South Carolina High Court Adopts Larson’s “Divided Premises” Rule
Adopting Dr. Arthur Larson’s “divided premises” rule [Larson’s Workers’ Compensation Law § 13.01[4][b]], in which an employee remains within the course and scope of the employment while traveling along or across a public road between two portions of the employer’s premises, the Supreme Court of South Carolina recently held that a university professor, who sustained injuries when she was struck by a vehicle on a public street that separated the school’s library—where she had been working—from one of the university’s parking lots—where she had parked her car—should have been awarded workers’ compensation benefits [see Davaut v. University of S.C., 2016 S.C. LEXIS 301 (Oct. 26, 2016)]. That the professor was not physically on university property when she was struck, did not control.
Going and Coming Rule Did Not Apply
The Court stressed that application of the divided premises rule was especially warranted where, as in this case, the employer created the need for the employee to cross the public street.
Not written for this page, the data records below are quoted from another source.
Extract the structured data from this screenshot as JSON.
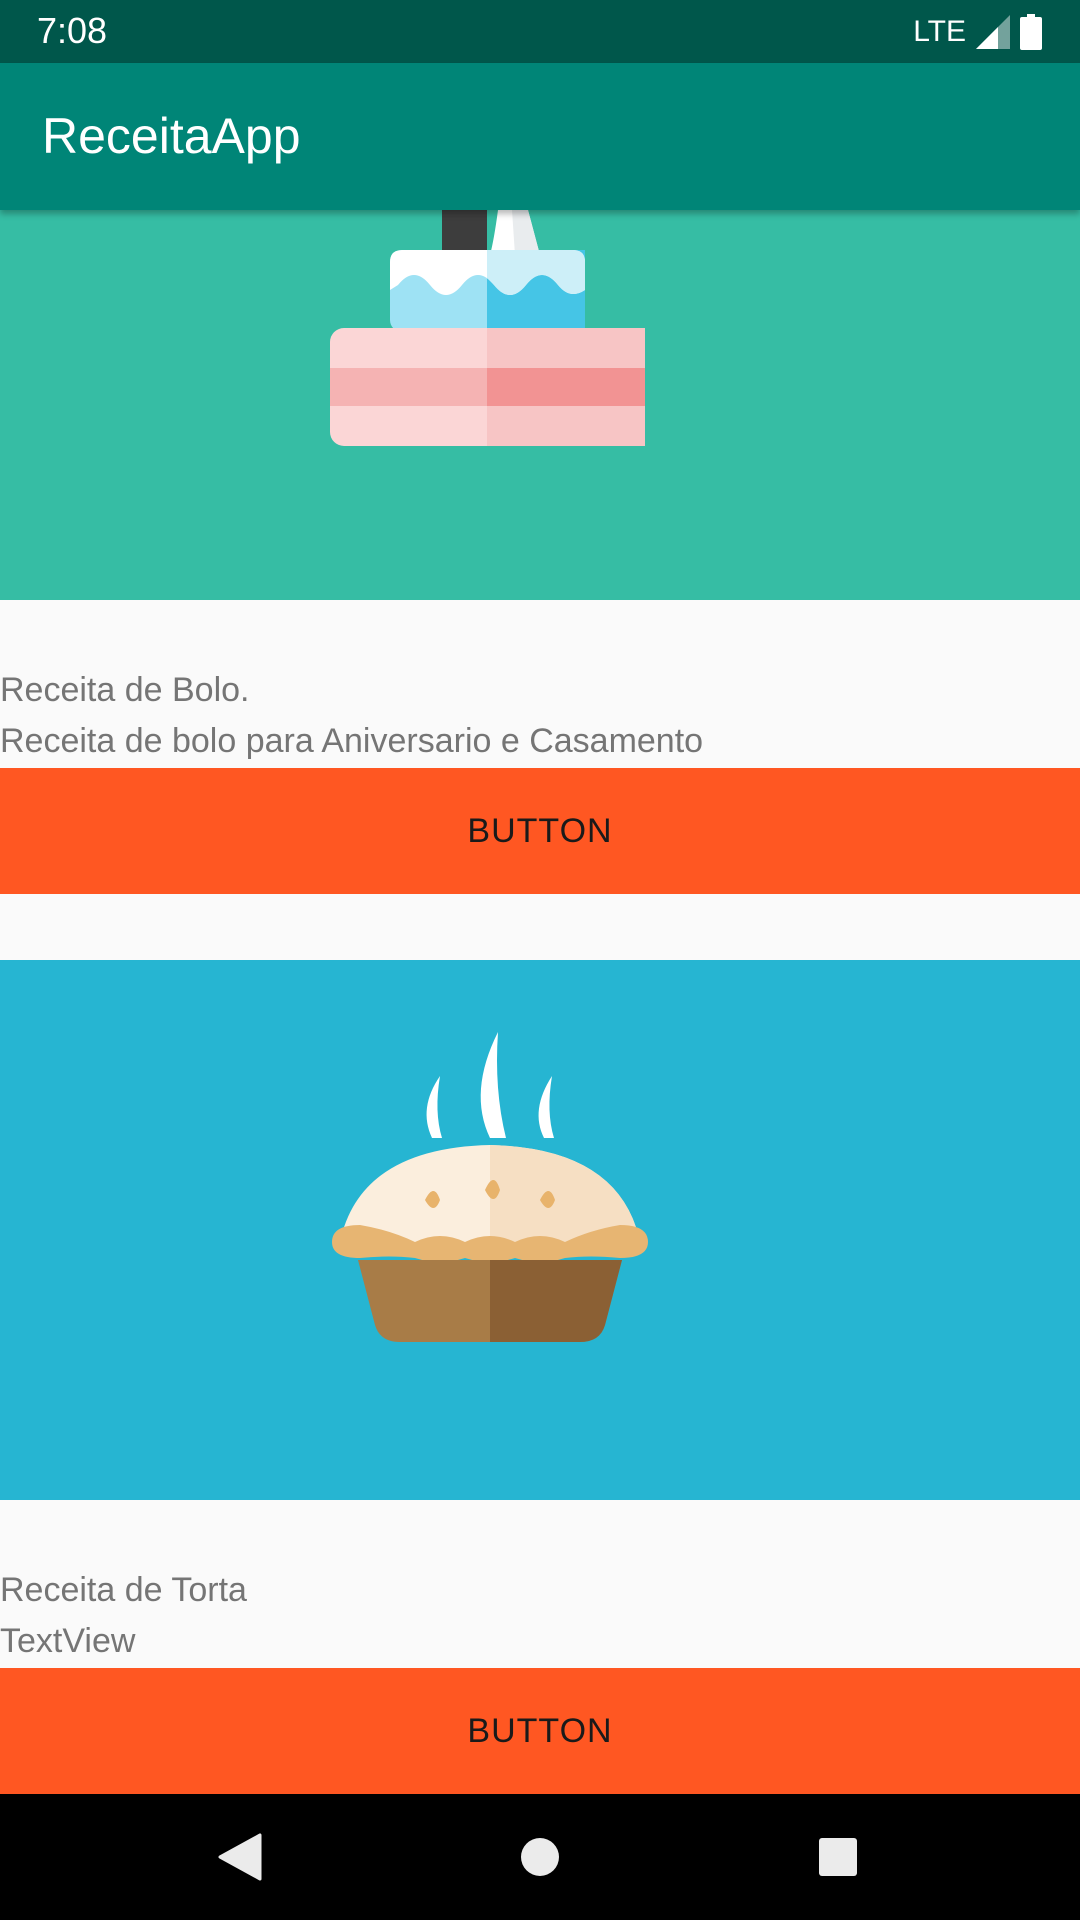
{
  "status_bar": {
    "time": "7:08",
    "network": "LTE"
  },
  "app_bar": {
    "title": "ReceitaApp"
  },
  "recipes": [
    {
      "image_icon": "wedding-cake-icon",
      "image_background": "#36bda4",
      "title": "Receita de Bolo.",
      "description": "Receita de bolo para Aniversario e Casamento",
      "button_label": "BUTTON"
    },
    {
      "image_icon": "pie-icon",
      "image_background": "#26b5d2",
      "title": "Receita de Torta",
      "description": "TextView",
      "button_label": "BUTTON"
    }
  ],
  "colors": {
    "status_bar": "#00574b",
    "app_bar": "#008577",
    "button": "#ff5722",
    "text_secondary": "#757575"
  },
  "nav_bar": {
    "icons": [
      "back-icon",
      "home-icon",
      "recents-icon"
    ]
  }
}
The Court rejected the employer’s argument that the injuries should not be compensable since it did not require the professor to utilize the parking lot. That lack of a requirement was irrelevant, said the Court; what was important was that it allowed her to use the lot and once she did so, the necessity of crossing the street arose. The Court also rejected the suggestion that the case was controlled by the “going and coming” rule.